Eighteen hundred and fifty-one was a period of anxiety to the Midland and to railway companies generally. Financial depression had succeeded a time of wild excitement, and the Midland dividend had fallen from seven to two per cent.! It was the year of the great Exhibition, which Lord Cholmondeley considered the event of modern times and many over-sanguine people expected it to inaugurate a universal peace. On the other hand Carlyle uttered fierce denunciations against it. It certainly excited far more interest than has any exhibition since. Then, nothing of the kind had ever before been seen. Railway expectations ran high; immense traffic receipts, sorely needed, ought to have swelled the coffers of the companies. But no! vast numbers of people certainly travelled to London, but a mad competition, as foolish almost as the preceding mania, set in, and passenger fares were again and again reduced, till expected profits disappeared and loss and disappointment were the only result. The policy of Parliament in encouraging

the construction of rival railway routes and in fostering competition in the supposed interest of the public was, even in those early days, bearing fruit—dead sea fruit, as many a luckless holder of railway stock learned to his cost.

Railway shareholders throughout the kingdom were growing angry. In the case of the Midland—they appointed a committee of inquiry, and the directors assented to the appointment. This committee was to examine and report upon the general and financial conditions of the company, and was invested with large powers.

About the same time also interviews took place between the Midland and the London and North-Western, with the object of arranging an amalgamation of the two systems. Some progress was made, but no formal engagement resulted, and so a very desirable union, between an aristocratic bridegroom and a democratic bride, remained unaccomplished.

Mr. Ellis was chairman of the Midland at this time and Mr. George Carr Glyn, afterwards the first Lord Wolverton, occupied a similar position on the Board of the London and North-Western. Mr. Ellis had succeeded Mr. Hudson—the “Railway King,” so christened by Sydney Smith. Mr. Hudson in 1844 was chairman of the first shareholders’ meeting of the Midland Railway. Prior to that date the Midland consisted of three separate railways. In 1849 Mr. Hudson presided for the last time at a Midland meeting, and in the following year resigned his office of chairman of the company.

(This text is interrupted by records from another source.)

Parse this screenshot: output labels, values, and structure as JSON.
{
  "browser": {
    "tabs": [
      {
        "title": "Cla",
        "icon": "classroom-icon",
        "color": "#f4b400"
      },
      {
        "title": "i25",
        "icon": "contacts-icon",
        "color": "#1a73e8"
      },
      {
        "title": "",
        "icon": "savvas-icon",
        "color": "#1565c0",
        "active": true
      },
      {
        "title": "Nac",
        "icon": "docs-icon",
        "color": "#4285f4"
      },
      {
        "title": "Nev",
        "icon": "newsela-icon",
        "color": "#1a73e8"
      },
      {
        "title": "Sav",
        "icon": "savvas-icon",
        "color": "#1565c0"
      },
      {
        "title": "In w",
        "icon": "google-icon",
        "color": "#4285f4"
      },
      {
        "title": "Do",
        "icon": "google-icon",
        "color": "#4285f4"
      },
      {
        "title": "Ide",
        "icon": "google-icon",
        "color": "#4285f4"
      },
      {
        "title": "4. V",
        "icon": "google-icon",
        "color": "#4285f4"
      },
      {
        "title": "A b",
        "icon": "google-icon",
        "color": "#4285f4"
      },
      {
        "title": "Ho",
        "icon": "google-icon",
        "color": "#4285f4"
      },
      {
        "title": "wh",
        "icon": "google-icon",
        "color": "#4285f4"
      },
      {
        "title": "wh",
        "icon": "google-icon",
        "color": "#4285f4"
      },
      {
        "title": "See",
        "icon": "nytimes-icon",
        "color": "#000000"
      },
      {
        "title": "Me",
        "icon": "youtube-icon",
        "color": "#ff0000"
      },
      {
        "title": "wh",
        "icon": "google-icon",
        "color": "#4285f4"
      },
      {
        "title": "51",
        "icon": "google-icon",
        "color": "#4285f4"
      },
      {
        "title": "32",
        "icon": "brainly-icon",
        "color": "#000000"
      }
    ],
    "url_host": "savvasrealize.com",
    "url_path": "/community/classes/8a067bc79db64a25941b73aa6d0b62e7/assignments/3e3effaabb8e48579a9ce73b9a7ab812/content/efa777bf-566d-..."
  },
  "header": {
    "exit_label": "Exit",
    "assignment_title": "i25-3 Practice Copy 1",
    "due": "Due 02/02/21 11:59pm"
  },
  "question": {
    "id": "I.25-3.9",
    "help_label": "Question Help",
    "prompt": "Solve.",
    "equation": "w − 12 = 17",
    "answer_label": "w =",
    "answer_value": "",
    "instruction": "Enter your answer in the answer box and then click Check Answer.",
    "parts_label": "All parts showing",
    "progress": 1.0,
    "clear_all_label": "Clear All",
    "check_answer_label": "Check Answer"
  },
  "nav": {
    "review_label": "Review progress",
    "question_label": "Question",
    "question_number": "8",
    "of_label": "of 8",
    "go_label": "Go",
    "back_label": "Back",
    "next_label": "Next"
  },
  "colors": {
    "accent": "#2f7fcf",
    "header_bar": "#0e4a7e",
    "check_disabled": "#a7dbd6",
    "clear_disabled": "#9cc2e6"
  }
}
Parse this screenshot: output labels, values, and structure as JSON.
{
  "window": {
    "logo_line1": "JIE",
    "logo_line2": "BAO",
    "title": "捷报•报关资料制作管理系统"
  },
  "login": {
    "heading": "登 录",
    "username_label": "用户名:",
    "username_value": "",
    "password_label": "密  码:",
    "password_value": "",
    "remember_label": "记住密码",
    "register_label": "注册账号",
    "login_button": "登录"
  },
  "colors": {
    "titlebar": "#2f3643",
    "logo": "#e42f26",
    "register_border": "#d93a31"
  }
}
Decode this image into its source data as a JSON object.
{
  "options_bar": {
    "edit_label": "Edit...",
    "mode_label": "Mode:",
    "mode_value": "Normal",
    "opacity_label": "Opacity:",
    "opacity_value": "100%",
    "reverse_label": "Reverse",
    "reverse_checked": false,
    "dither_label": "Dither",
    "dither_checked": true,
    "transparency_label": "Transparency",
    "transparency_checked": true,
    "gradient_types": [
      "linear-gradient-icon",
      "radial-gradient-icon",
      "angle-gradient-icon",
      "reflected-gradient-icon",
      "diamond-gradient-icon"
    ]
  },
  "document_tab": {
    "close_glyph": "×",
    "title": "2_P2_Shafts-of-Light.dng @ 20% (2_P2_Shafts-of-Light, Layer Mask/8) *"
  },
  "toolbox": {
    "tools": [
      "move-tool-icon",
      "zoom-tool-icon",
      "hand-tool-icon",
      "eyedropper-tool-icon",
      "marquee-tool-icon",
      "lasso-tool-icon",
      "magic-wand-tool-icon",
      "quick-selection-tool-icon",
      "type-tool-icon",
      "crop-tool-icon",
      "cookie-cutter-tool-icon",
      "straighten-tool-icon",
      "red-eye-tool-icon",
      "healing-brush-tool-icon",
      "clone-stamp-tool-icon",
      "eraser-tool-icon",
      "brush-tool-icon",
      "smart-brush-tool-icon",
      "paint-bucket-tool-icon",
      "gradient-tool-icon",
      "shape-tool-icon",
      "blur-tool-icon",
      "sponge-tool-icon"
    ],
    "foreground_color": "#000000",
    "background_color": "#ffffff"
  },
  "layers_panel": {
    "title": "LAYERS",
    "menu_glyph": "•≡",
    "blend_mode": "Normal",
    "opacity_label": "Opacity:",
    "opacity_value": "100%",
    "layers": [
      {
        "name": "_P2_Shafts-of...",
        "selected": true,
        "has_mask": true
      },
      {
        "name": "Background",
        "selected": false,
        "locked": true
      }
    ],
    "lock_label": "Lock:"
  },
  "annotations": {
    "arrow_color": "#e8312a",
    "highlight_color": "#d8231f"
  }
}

The story of the meteoric reign of the “Railway King” excited much interest when I was young, and it may not be out of place to touch upon some of the incidents of his career.

George Hudson was born in 1800, served his apprenticeship in the cathedral city of York and subsequently became a linendraper there and a man of property.

Many years afterwards he is reported to have said that the happiest days of his life passed while he stood behind his counter using the yardstick, a statement which should perhaps only be accepted under reservation. He was undoubtedly a man of a bold and adventurous spirit, possessed of an ambition which soared far above the measuring of calicoes or the retailing of ribbons; but perhaps the observation was tinged by the environment of later and less happy days when his star had set, his kingly reign come to an

end, and when possibly vain regrets had embittered his existence. It was, I should imagine, midst the fierceness of the strife and fury of the mania times, when his powerful personality counted for so much, that he reached the zenith of his happiness.